1 Bir Cuma Günü


 

Bu gün Cuma, müminlerin bir araya geldiği, birbirlerini kucakladığı, hatırların sorulduğu, dünya gurbetinden gerçek vatana göç edenlere rahmetlerin okunduğu, yakınlarına taziye ve sabırların temenni edildiği, hastalara şifalar dilenildiği gün.

Camiler tıklım tıklım. Bahçeleri dopdolu, sokaklarda münferit seccadeler, karton kutular üzerinde gençler. Yeşillikler içinde, muştu veren, sanki tehlikelere şemsiye olmuş kurşuni kubbelerin yanında, göklere yükselen narin minarelerden hüzme hüzme gönüllere yol alan sala sesleri.

Güvercinler, günün farklı olduğunun, her günkünden daha fazla yem saçılacağının idrakinde. Çünkü bu gün Cuma.

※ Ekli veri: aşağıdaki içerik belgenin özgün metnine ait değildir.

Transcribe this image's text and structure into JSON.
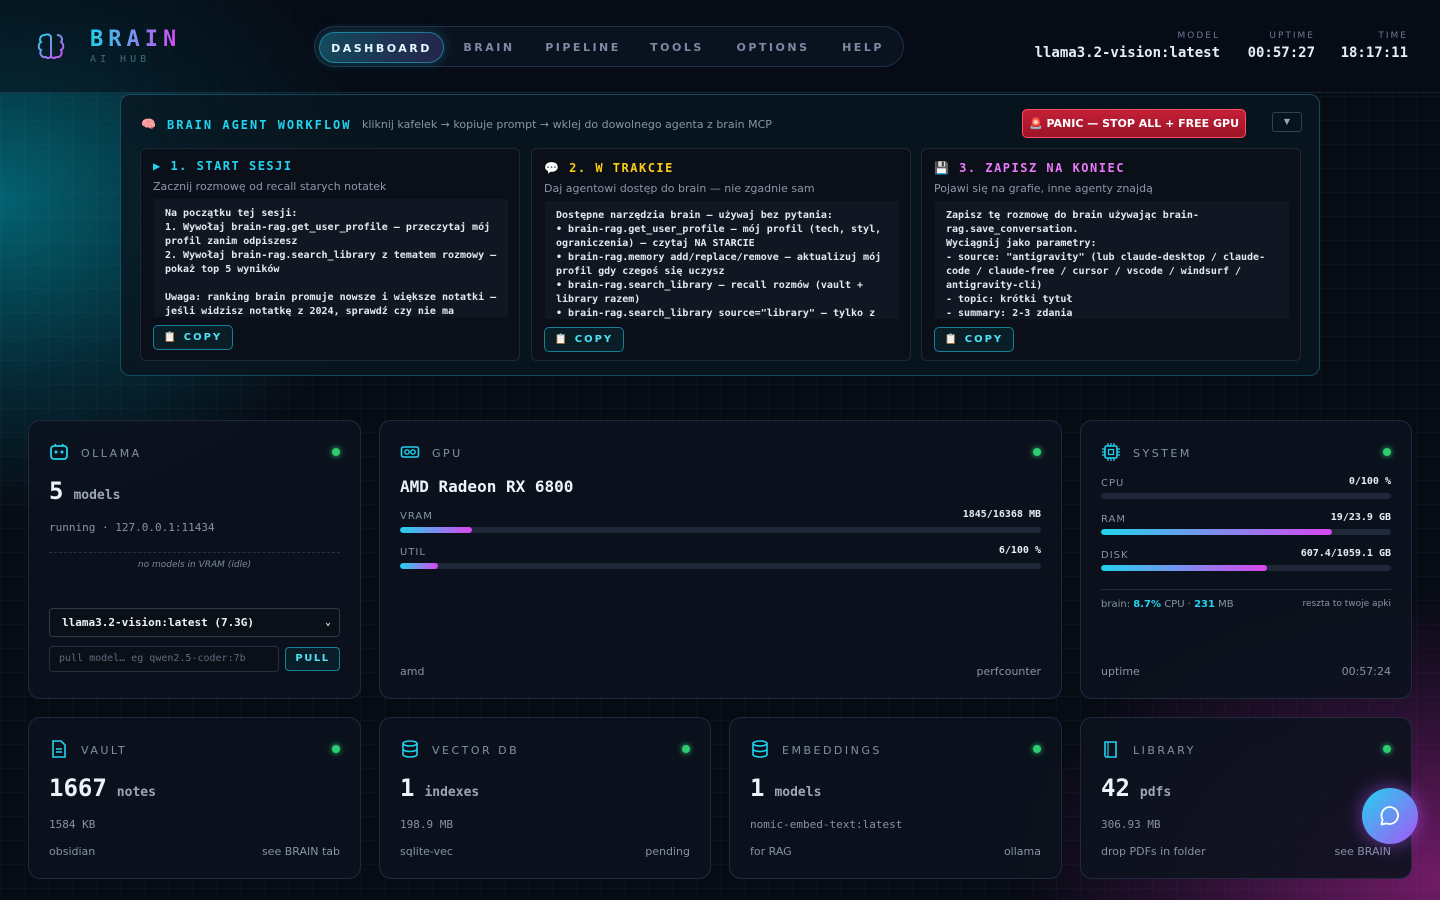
{
  "header": {
    "logo_title": "BRAIN",
    "logo_sub": "AI HUB",
    "tabs": [
      "DASHBOARD",
      "BRAIN",
      "PIPELINE",
      "TOOLS",
      "OPTIONS",
      "HELP"
    ],
    "model_label": "MODEL",
    "model_value": "llama3.2-vision:latest",
    "uptime_label": "UPTIME",
    "uptime_value": "00:57:27",
    "time_label": "TIME",
    "time_value": "18:17:11"
  },
  "workflow": {
    "icon": "brain-icon",
    "title": "BRAIN AGENT WORKFLOW",
    "subtitle": "kliknij kafelek → kopiuje prompt → wklej do dowolnego agenta z brain MCP",
    "panic_label": "🚨 PANIC — STOP ALL + FREE GPU",
    "toggle_label": "▼",
    "cards": [
      {
        "title": "▶ 1. START SESJI",
        "desc": "Zacznij rozmowę od recall starych notatek",
        "prompt": "Na początku tej sesji:\n1. Wywołaj brain-rag.get_user_profile — przeczytaj mój profil zanim odpiszesz\n2. Wywołaj brain-rag.search_library z tematem rozmowy — pokaż top 5 wyników\n\nUwaga: ranking brain promuje nowsze i większe notatki — jeśli widzisz notatkę z 2024, sprawdź czy nie ma",
        "copy": "COPY"
      },
      {
        "title": "💬 2. W TRAKCIE",
        "desc": "Daj agentowi dostęp do brain — nie zgadnie sam",
        "prompt": "Dostępne narzędzia brain — używaj bez pytania:\n• brain-rag.get_user_profile — mój profil (tech, styl, ograniczenia) — czytaj NA STARCIE\n• brain-rag.memory add/replace/remove — aktualizuj mój profil gdy czegoś się uczysz\n• brain-rag.search_library — recall rozmów (vault + library razem)\n• brain-rag.search_library source=\"library\" — tylko z",
        "copy": "COPY"
      },
      {
        "title": "💾 3. ZAPISZ NA KONIEC",
        "desc": "Pojawi się na grafie, inne agenty znajdą",
        "prompt": "Zapisz tę rozmowę do brain używając brain-rag.save_conversation.\nWyciągnij jako parametry:\n- source: \"antigravity\" (lub claude-desktop / claude-code / claude-free / cursor / vscode / windsurf / antigravity-cli)\n- topic: krótki tytuł\n- summary: 2-3 zdania",
        "copy": "COPY"
      }
    ]
  },
  "ollama": {
    "label": "OLLAMA",
    "count": "5",
    "unit": "models",
    "status": "running · 127.0.0.1:11434",
    "vram_note": "no models in VRAM (idle)",
    "selected_model": "llama3.2-vision:latest (7.3G)",
    "pull_placeholder": "pull model… eg qwen2.5-coder:7b",
    "pull_label": "PULL"
  },
  "gpu": {
    "label": "GPU",
    "name": "AMD Radeon RX 6800",
    "vram_label": "VRAM",
    "vram_value": "1845/16368 MB",
    "vram_fraction": 0.113,
    "util_label": "UTIL",
    "util_value": "6/100 %",
    "util_fraction": 0.06,
    "foot_left": "amd",
    "foot_right": "perfcounter"
  },
  "system": {
    "label": "SYSTEM",
    "cpu_label": "CPU",
    "cpu_value": "0/100 %",
    "cpu_fraction": 0.0,
    "ram_label": "RAM",
    "ram_value": "19/23.9 GB",
    "ram_fraction": 0.795,
    "disk_label": "DISK",
    "disk_value": "607.4/1059.1 GB",
    "disk_fraction": 0.573,
    "brain_prefix": "brain:",
    "brain_cpu": "8.7%",
    "brain_cpu_unit": "CPU ·",
    "brain_mem": "231",
    "brain_mem_unit": "MB",
    "rest_note": "reszta to twoje apki",
    "uptime_label": "uptime",
    "uptime_value": "00:57:24"
  },
  "vault": {
    "label": "VAULT",
    "count": "1667",
    "unit": "notes",
    "sub": "1584 KB",
    "foot_left": "obsidian",
    "foot_right": "see BRAIN tab"
  },
  "vectordb": {
    "label": "VECTOR DB",
    "count": "1",
    "unit": "indexes",
    "sub": "198.9 MB",
    "foot_left": "sqlite-vec",
    "foot_right": "pending"
  },
  "embeddings": {
    "label": "EMBEDDINGS",
    "count": "1",
    "unit": "models",
    "sub": "nomic-embed-text:latest",
    "foot_left": "for RAG",
    "foot_right": "ollama"
  },
  "library": {
    "label": "LIBRARY",
    "count": "42",
    "unit": "pdfs",
    "sub": "306.93 MB",
    "foot_left": "drop PDFs in folder",
    "foot_right": "see BRAIN"
  },
  "colors": {
    "accent_cyan": "#22d3ee",
    "accent_magenta": "#d946ef",
    "status_ok": "#2ecc71",
    "panic_red": "#c42036"
  }
}
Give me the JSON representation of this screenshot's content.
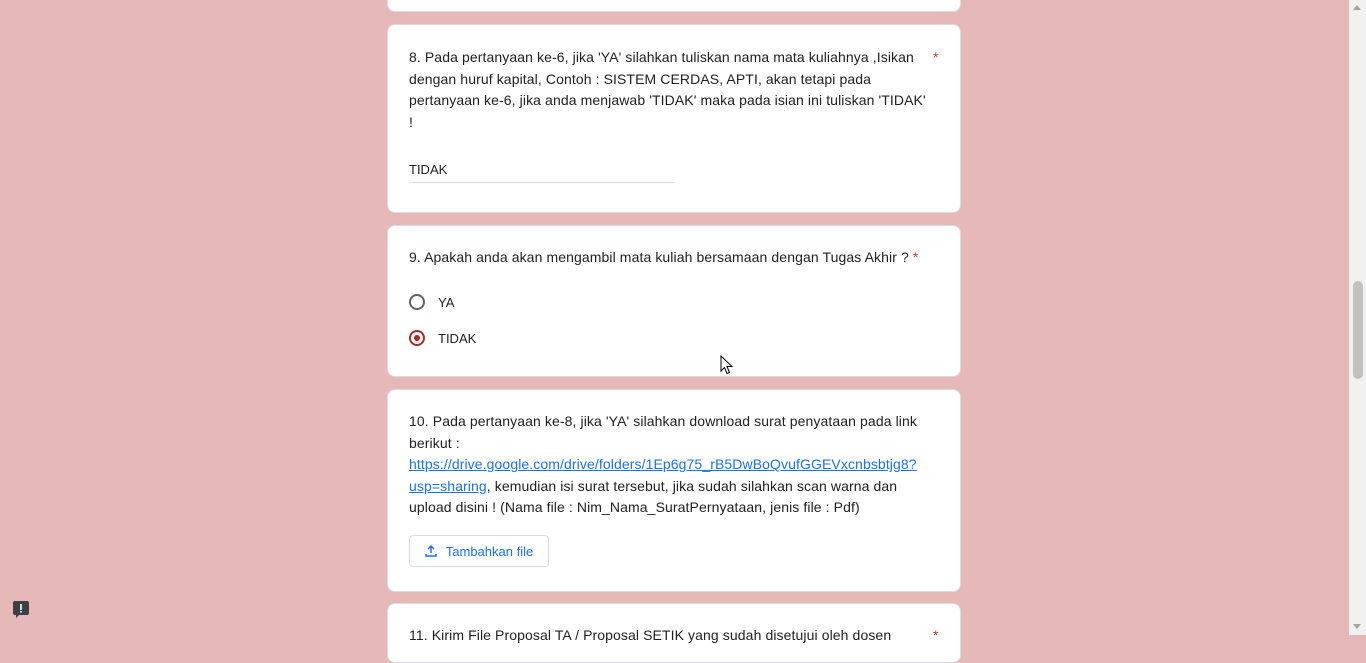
{
  "colors": {
    "background": "#e6b8b8",
    "accent": "#b3261e",
    "link": "#1a73e8",
    "required": "#d93025"
  },
  "questions": {
    "q8": {
      "text": "8. Pada pertanyaan ke-6, jika 'YA' silahkan tuliskan nama mata kuliahnya ,Isikan dengan huruf kapital, Contoh : SISTEM CERDAS, APTI, akan tetapi pada pertanyaan ke-6, jika anda menjawab 'TIDAK' maka pada isian ini tuliskan 'TIDAK' !",
      "required_mark": "*",
      "answer": "TIDAK"
    },
    "q9": {
      "text": "9. Apakah anda akan mengambil mata kuliah bersamaan dengan Tugas Akhir ?",
      "required_mark": "*",
      "options": [
        "YA",
        "TIDAK"
      ],
      "selected": "TIDAK"
    },
    "q10": {
      "text_before": "10. Pada pertanyaan ke-8, jika 'YA' silahkan download  surat penyataan pada link berikut : ",
      "link": "https://drive.google.com/drive/folders/1Ep6g75_rB5DwBoQvufGGEVxcnbsbtjg8?usp=sharing",
      "text_after": ", kemudian isi surat tersebut, jika sudah silahkan scan warna dan upload disini ! (Nama file : Nim_Nama_SuratPernyataan, jenis file : Pdf)",
      "upload_label": "Tambahkan file",
      "upload_icon": "upload-icon"
    },
    "q11": {
      "text": "11. Kirim File Proposal TA / Proposal SETIK yang sudah disetujui oleh dosen",
      "required_mark": "*"
    }
  },
  "icons": {
    "report": "report-problem-icon"
  }
}
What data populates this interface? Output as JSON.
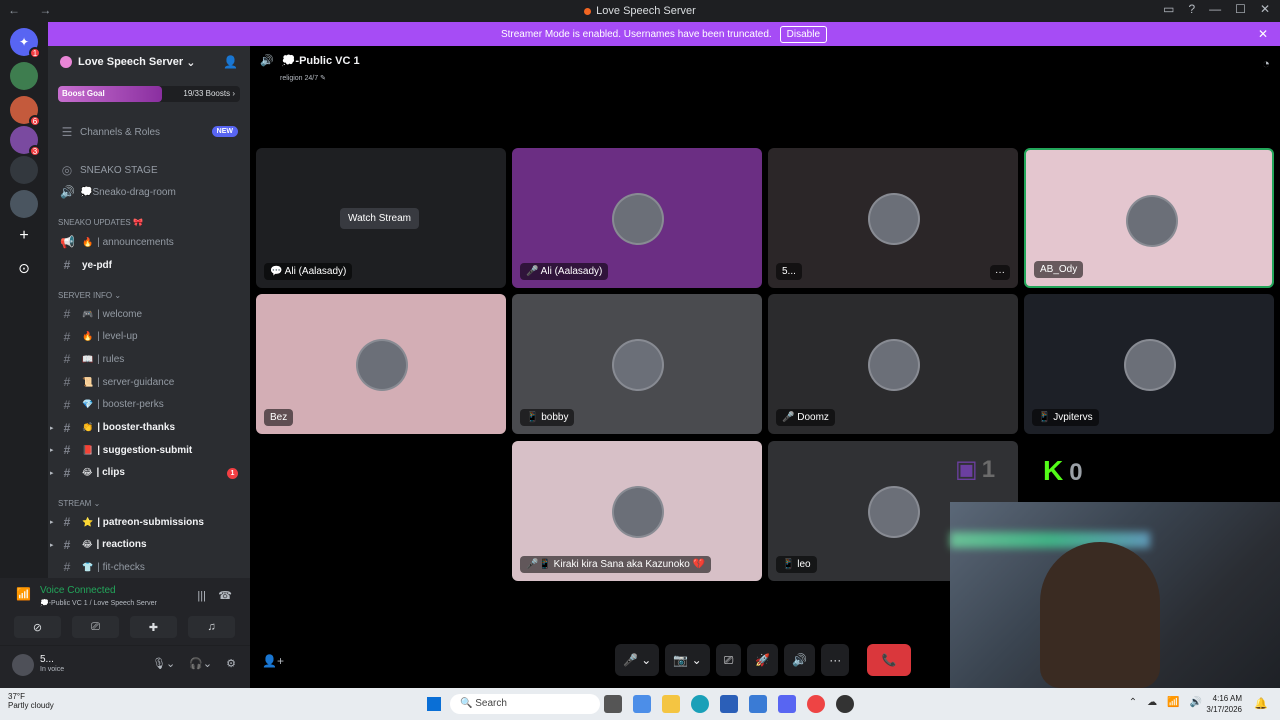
{
  "window": {
    "title": "Love Speech Server",
    "nav": "← →"
  },
  "banner": {
    "text": "Streamer Mode is enabled. Usernames have been truncated.",
    "button": "Disable"
  },
  "server_rail": {
    "badges": [
      "1",
      "6",
      "3"
    ]
  },
  "sidebar": {
    "server_name": "Love Speech Server",
    "boost": {
      "label": "Boost Goal",
      "count": "19/33 Boosts ›",
      "progress": 0.57
    },
    "channels_roles": {
      "label": "Channels & Roles",
      "badge": "NEW"
    },
    "stage": [
      {
        "label": "SNEAKO STAGE"
      },
      {
        "label": "💭Sneako-drag-room"
      }
    ],
    "cat_updates": "SNEAKO UPDATES 🎀",
    "updates": [
      {
        "emoji": "🔥",
        "label": "| announcements"
      },
      {
        "emoji": "",
        "label": "ye-pdf"
      }
    ],
    "cat_server_info": "SERVER INFO",
    "server_info": [
      {
        "emoji": "🎮",
        "label": "| welcome",
        "bold": false
      },
      {
        "emoji": "🔥",
        "label": "| level-up",
        "bold": false
      },
      {
        "emoji": "📖",
        "label": "| rules",
        "bold": false
      },
      {
        "emoji": "📜",
        "label": "| server-guidance",
        "bold": false
      },
      {
        "emoji": "💎",
        "label": "| booster-perks",
        "bold": false
      },
      {
        "emoji": "👏",
        "label": "| booster-thanks",
        "bold": true
      },
      {
        "emoji": "📕",
        "label": "| suggestion-submit",
        "bold": true
      },
      {
        "emoji": "😂",
        "label": "| clips",
        "bold": true,
        "badge": "1"
      }
    ],
    "cat_stream": "STREAM",
    "stream": [
      {
        "emoji": "⭐",
        "label": "| patreon-submissions",
        "bold": true
      },
      {
        "emoji": "😂",
        "label": "| reactions",
        "bold": true
      },
      {
        "emoji": "👕",
        "label": "| fit-checks",
        "bold": false
      }
    ]
  },
  "voice": {
    "status": "Voice Connected",
    "channel": "💭-Public VC 1 / Love Speech Server"
  },
  "user": {
    "name": "5...",
    "status": "In voice"
  },
  "channel": {
    "name": "💭-Public VC 1",
    "topic": "religion 24/7"
  },
  "tiles": [
    {
      "name": "💬 Ali (Aalasady)",
      "bg": "#1e1f22",
      "watch": "Watch Stream"
    },
    {
      "name": "🎤 Ali (Aalasady)",
      "bg": "#6b2e83"
    },
    {
      "name": "5...",
      "bg": "#2b2628",
      "more": "···"
    },
    {
      "name": "AB_Ody",
      "bg": "#e4c6cf",
      "speaking": true
    },
    {
      "name": "Bez",
      "bg": "#d3aeb5"
    },
    {
      "name": "📱 bobby",
      "bg": "#4a4b4f"
    },
    {
      "name": "🎤 Doomz",
      "bg": "#2b2b2d"
    },
    {
      "name": "📱 Jvpitervs",
      "bg": "#1d2027"
    },
    {
      "name": "🎤📱 Kiraki kira Sana aka Kazunoko 💔",
      "bg": "#d7c0c7"
    },
    {
      "name": "📱 leo",
      "bg": "#303134"
    }
  ],
  "overlay": {
    "twitch_count": "1",
    "kick_label": "K",
    "kick_count": "0"
  },
  "callbar": {
    "mic": "🎤 ⌄",
    "cam": "📷 ⌄",
    "share": "⎚",
    "activity": "🚀",
    "soundboard": "🔊",
    "more": "···",
    "end": "📞"
  },
  "taskbar": {
    "temp": "37°F",
    "weather": "Partly cloudy",
    "search": "Search",
    "time": "4:16 AM",
    "date": "3/17/2026"
  }
}
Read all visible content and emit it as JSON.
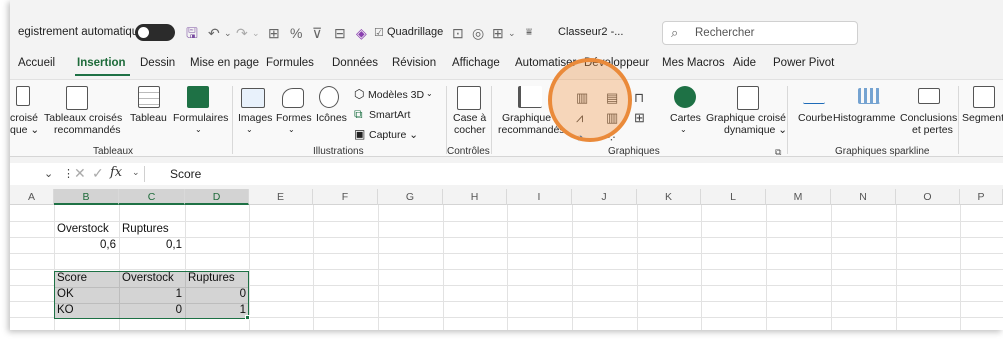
{
  "titlebar": {
    "autosave_label": "egistrement automatique",
    "gridlines_label": "Quadrillage",
    "filename": "Classeur2 -...",
    "search_placeholder": "Rechercher"
  },
  "tabs": [
    {
      "label": "Accueil"
    },
    {
      "label": "Insertion"
    },
    {
      "label": "Dessin"
    },
    {
      "label": "Mise en page"
    },
    {
      "label": "Formules"
    },
    {
      "label": "Données"
    },
    {
      "label": "Révision"
    },
    {
      "label": "Affichage"
    },
    {
      "label": "Automatiser"
    },
    {
      "label": "Développeur"
    },
    {
      "label": "Mes Macros"
    },
    {
      "label": "Aide"
    },
    {
      "label": "Power Pivot"
    }
  ],
  "ribbon": {
    "tableaux": {
      "group_label": "Tableaux",
      "pivot_label_1": "croisé",
      "pivot_label_2": "que ⌄",
      "recommended_label_1": "Tableaux croisés",
      "recommended_label_2": "recommandés",
      "table_label": "Tableau",
      "forms_label": "Formulaires"
    },
    "illustrations": {
      "group_label": "Illustrations",
      "images_label": "Images",
      "shapes_label": "Formes",
      "icons_label": "Icônes",
      "models3d_label": "Modèles 3D",
      "smartart_label": "SmartArt",
      "capture_label": "Capture ⌄"
    },
    "controles": {
      "group_label": "Contrôles",
      "checkbox_label_1": "Case à",
      "checkbox_label_2": "cocher"
    },
    "graphiques": {
      "group_label": "Graphiques",
      "recommended_label_1": "Graphique",
      "recommended_label_2": "recommandés",
      "maps_label": "Cartes",
      "pivotchart_label_1": "Graphique croisé",
      "pivotchart_label_2": "dynamique ⌄"
    },
    "sparklines": {
      "group_label": "Graphiques sparkline",
      "line_label": "Courbe",
      "histogram_label": "Histogramme",
      "winloss_label_1": "Conclusions",
      "winloss_label_2": "et pertes"
    },
    "slicer_label": "Segment"
  },
  "formula_bar": {
    "content": "Score"
  },
  "columns": [
    "A",
    "B",
    "C",
    "D",
    "E",
    "F",
    "G",
    "H",
    "I",
    "J",
    "K",
    "L",
    "M",
    "N",
    "O",
    "P"
  ],
  "cells": {
    "overstock_label": "Overstock",
    "ruptures_label": "Ruptures",
    "overstock_weight": "0,6",
    "ruptures_weight": "0,1",
    "table_header": [
      "Score",
      "Overstock",
      "Ruptures"
    ],
    "table_rows": [
      [
        "OK",
        "1",
        "0"
      ],
      [
        "KO",
        "0",
        "1"
      ]
    ]
  },
  "colors": {
    "accent_green": "#1e7145",
    "highlight_orange": "#ea8a3a"
  }
}
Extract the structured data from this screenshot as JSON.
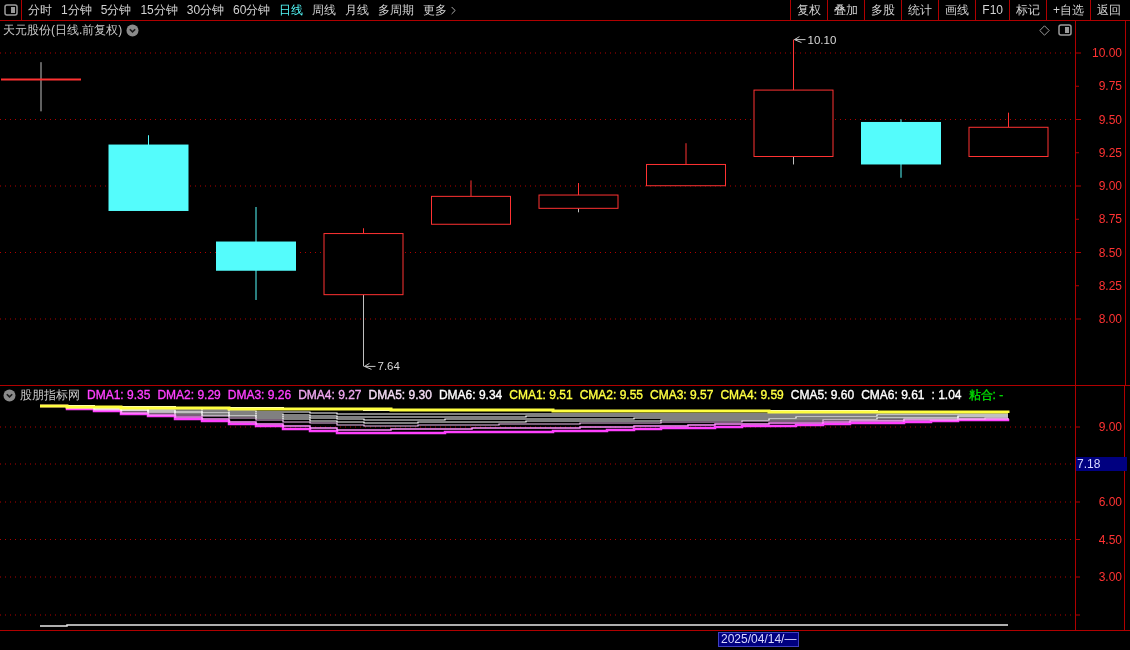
{
  "toolbar": {
    "periods": [
      {
        "label": "分时",
        "selected": false
      },
      {
        "label": "1分钟",
        "selected": false
      },
      {
        "label": "5分钟",
        "selected": false
      },
      {
        "label": "15分钟",
        "selected": false
      },
      {
        "label": "30分钟",
        "selected": false
      },
      {
        "label": "60分钟",
        "selected": false
      },
      {
        "label": "日线",
        "selected": true
      },
      {
        "label": "周线",
        "selected": false
      },
      {
        "label": "月线",
        "selected": false
      },
      {
        "label": "多周期",
        "selected": false
      },
      {
        "label": "更多",
        "selected": false
      }
    ],
    "buttons": [
      "复权",
      "叠加",
      "多股",
      "统计",
      "画线",
      "F10",
      "标记",
      "+自选",
      "返回"
    ]
  },
  "price_panel": {
    "title": "天元股份(日线.前复权)",
    "axis_labels": [
      "10.00",
      "9.75",
      "9.50",
      "9.25",
      "9.00",
      "8.75",
      "8.50",
      "8.25",
      "8.00"
    ],
    "price_marks": [
      "10.10",
      "7.64"
    ]
  },
  "indicator_panel": {
    "name": "股朋指标网",
    "legend": [
      {
        "text": "DMA1: 9.35",
        "color": "#ff40ff"
      },
      {
        "text": "DMA2: 9.29",
        "color": "#ff40ff"
      },
      {
        "text": "DMA3: 9.26",
        "color": "#ff40ff"
      },
      {
        "text": "DMA4: 9.27",
        "color": "#f0a8f0"
      },
      {
        "text": "DMA5: 9.30",
        "color": "#f8e0f8"
      },
      {
        "text": "DMA6: 9.34",
        "color": "#ffffff"
      },
      {
        "text": "CMA1: 9.51",
        "color": "#ffff40"
      },
      {
        "text": "CMA2: 9.55",
        "color": "#ffff40"
      },
      {
        "text": "CMA3: 9.57",
        "color": "#ffff40"
      },
      {
        "text": "CMA4: 9.59",
        "color": "#ffff40"
      },
      {
        "text": "CMA5: 9.60",
        "color": "#ffffff"
      },
      {
        "text": "CMA6: 9.61",
        "color": "#ffffff"
      },
      {
        "text": ": 1.04",
        "color": "#ffffff"
      },
      {
        "text": "粘合: -",
        "color": "#00e000"
      }
    ],
    "axis_labels": [
      "9.00",
      "6.00",
      "4.50",
      "3.00"
    ],
    "cursor_value": "7.18"
  },
  "date_bar": {
    "cursor_date": "2025/04/14/—"
  }
}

Bir güz yağmurunun yüreklere ferahlık veren duruluğu, ıslanan bedenlere havanın soğukluğunu unutturmuş. Kimse “ıslanmayayım”, ya da “üşümeyeyim” endişesinde değil. Zira caminin içi dolmadan, bahçesi cemaatle dolmuş.

Şadırvandan, su yerine huzur akmakta adeta. Ak güvercinler, abdest alanların yanı başında. Ürkmeden, korkmadan, dokunduğunuzda kaçmadan. Öyle bir uhrevi hava var ki, üzüntü ve sıkıntıları gizli bir el söküp götürmüş adeta.

 

Ömer’in her Cuma kalbinde kelebekler uçuşurdu. Yüreği bu saatlerde buruk ve ince olurdu. Camiye girmeden, avludaki hasırların üzerine diz çöktü, cep telefonunu sessize aldıktan sonra, başını hafifçe eğerek kalp yastığına koydu, kırık ve hüzünlü bir duygu ile dinlemeye başladı.

Vaaz eden Hocaefendinin sesinden, yürekleri ferahlatan dalga dalga huzur yayılmakta. Üslubu tatlı ve sıcak. Tehdit etmeyen, korkutmayan, ötelemeyen, uzaklaştırmayan, ithamda bulunmayan ve yargılamayan bir ses.

İnsan ilişkilerinde mahir olduğu belli. Sözleri fesahatin ve belagatin incelikleriyle donanımlı: “Kimseyle münakaşa etmeyelim, gıybet yapmayalım, kibirlenmeyelim. Temiz olalım, temiz giyinelim, etrafımızı temiz tutalım, güzel ve uygun kokular sürünelim, temizlik imanın yarısıdır. Fakirlere, düşkünlere, onurlarını kırmadan etmeden, övünmeden, gizlice yardım edelim...”

Bu konuşmalar ne kadar sürdü bilinmez, fakat kimse rencide olmuyordu kesinlikle. İslam’ın; hoş gören, yargılamayan, aksine kucaklayan, değer veren, mutlu eden altın ibrişimlerle bezenmiş, ruhlara gönderilen davetiyesiydi bunlar.

Ömer; “değerli cemaat namazdan sonra cep telefonlarınızı açmayı unutmayınız” söylemi ile kendine geldi. Bu hali, uyuklama değildi kesinlikle, duyduklarını, düşünce fabrikasında işleyerek kalbinin derinliklerine işlemekle meşguldü. Vaazın sözlerine tebessüm etti: “Önemli bir hususu unutmadan, kırmadan ve kızmadan tebliğ edebilmek. Ne güzel bir üslup” diye düşündü.

Müezzinin “Es salah…” demesi ile cemaat kalkarak saf tuttu. Dört rekât namazdan sonra ezan okundu. Beyaz cübbe içinde, temiz ve titiz giyimli, narin, endamlı bir imam efendi, zarif jestlerle, sessizce dualar okuyarak minbere çıktı.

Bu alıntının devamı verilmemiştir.